While I was trying to derive Kepler's third law of planetary motion, I tried the gravitational force for the Earth method which goes something like this:
$$\frac{mv^2}{r}=\frac{GMm}{r^2}$$
$$\Rightarrow\frac{4\pi r^2}{T^2}=\frac{GM}{r}$$
From further rearrangement of the equation, we can figure out that $T^2\propto r^3$.
Now, I am trying to derive the same thing using angular momentum (assuming no external force disrupts the Sun-Earth system). So, what I did goes as follows:
$$L=mvr$$
$$\Rightarrow L=m\times \frac{2\pi r}{T}\times r$$
Now since, $\frac{dL}{dt}=0$ (angular momentum is conserved), we can treat $L$ like a constant (from what I think).
$$\Rightarrow T=\frac{2\pi r^2 m}{L}$$
$$\therefore T\propto r^2$$
But this is not what Kepler's third law of planetary motion says. Now I am sure my angular momentum method has gone wrong somewhere, I am just not sure where. Can someone please point out my error?
Best Answer
Clearly, $L$ varies with $r$ somehow. So, let's work from first principles; in fact, let's not restrict ourselves to circular orbits. The Binet equation proves closed orbits are elliptical with semi-latus rectum $\ell=\frac{h^2}{G\mu}$, with $h$ the orbiting body's specific angular momentum and $\mu$ the orbiting and central bodies' reduced mass. This implies $L\propto h$ is proportional to lengths' square roots. Indeed, $L\propto r^{1/2}$ is just what you need to fix your problem.

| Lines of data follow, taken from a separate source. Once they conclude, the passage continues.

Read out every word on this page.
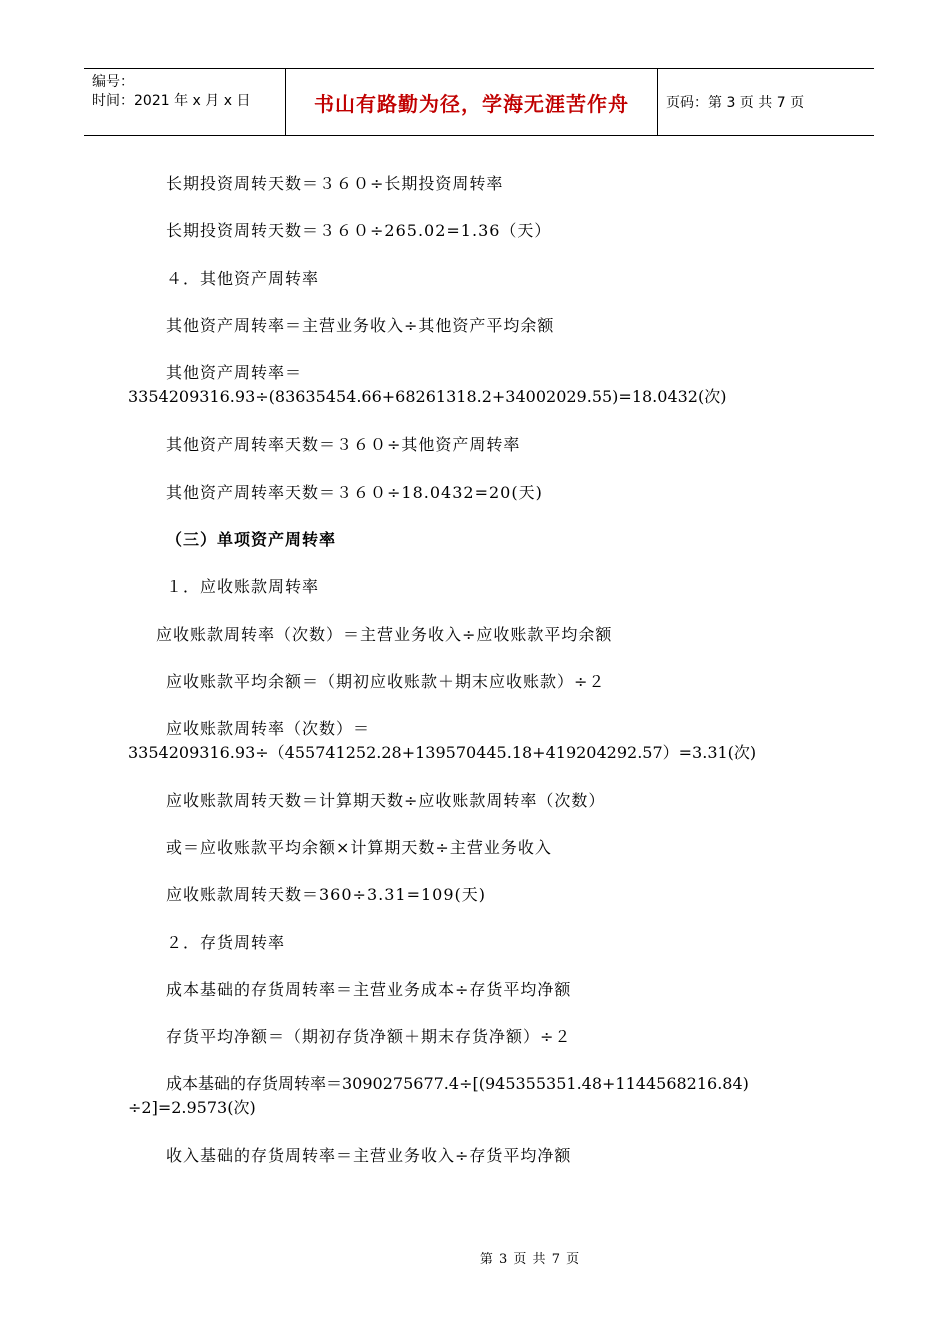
编号：
时间：2021 年 x 月 x 日	书山有路勤为径，学海无涯苦作舟	页码：第 3 页 共 7 页
长期投资周转天数＝３６０÷长期投资周转率
长期投资周转天数＝３６０÷265.02=1.36（天）
４．其他资产周转率
其他资产周转率＝主营业务收入÷其他资产平均余额
其他资产周转率＝
3354209316.93÷(83635454.66+68261318.2+34002029.55)=18.0432(次)
其他资产周转率天数＝３６０÷其他资产周转率
其他资产周转率天数＝３６０÷18.0432=20(天)
（三）单项资产周转率
１．应收账款周转率
应收账款周转率（次数）＝主营业务收入÷应收账款平均余额
应收账款平均余额＝（期初应收账款＋期末应收账款）÷２
应收账款周转率（次数）＝
3354209316.93÷（455741252.28+139570445.18+419204292.57）=3.31(次)
应收账款周转天数＝计算期天数÷应收账款周转率（次数）
或＝应收账款平均余额×计算期天数÷主营业务收入
应收账款周转天数＝360÷3.31=109(天)
２．存货周转率
成本基础的存货周转率＝主营业务成本÷存货平均净额
存货平均净额＝（期初存货净额＋期末存货净额）÷２
成本基础的存货周转率＝3090275677.4÷[(945355351.48+1144568216.84)
÷2]=2.9573(次)
收入基础的存货周转率＝主营业务收入÷存货平均净额
第 3 页 共 7 页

As a bonus, I'll give the full proof of Kepler's third law. Area is swiped out at rate $\frac12r^2\dot{\theta}=\frac12h$. Let $a,\,b$ denote the major and minor semi-axes, so the area is $\pi ab$, and the orbital period is $T=\frac{2\pi ab}{h}$. If $e$ is the orbit's eccentricity then$$a=\frac{\ell}{1-a^2},\,b=\frac{\ell}{\sqrt{1-a^2}}\implies b^2=a\ell\implies T^2=\frac{4\pi a^2b^2}{G\mu\ell}=\frac{4\pi a^3}{G\mu}.$$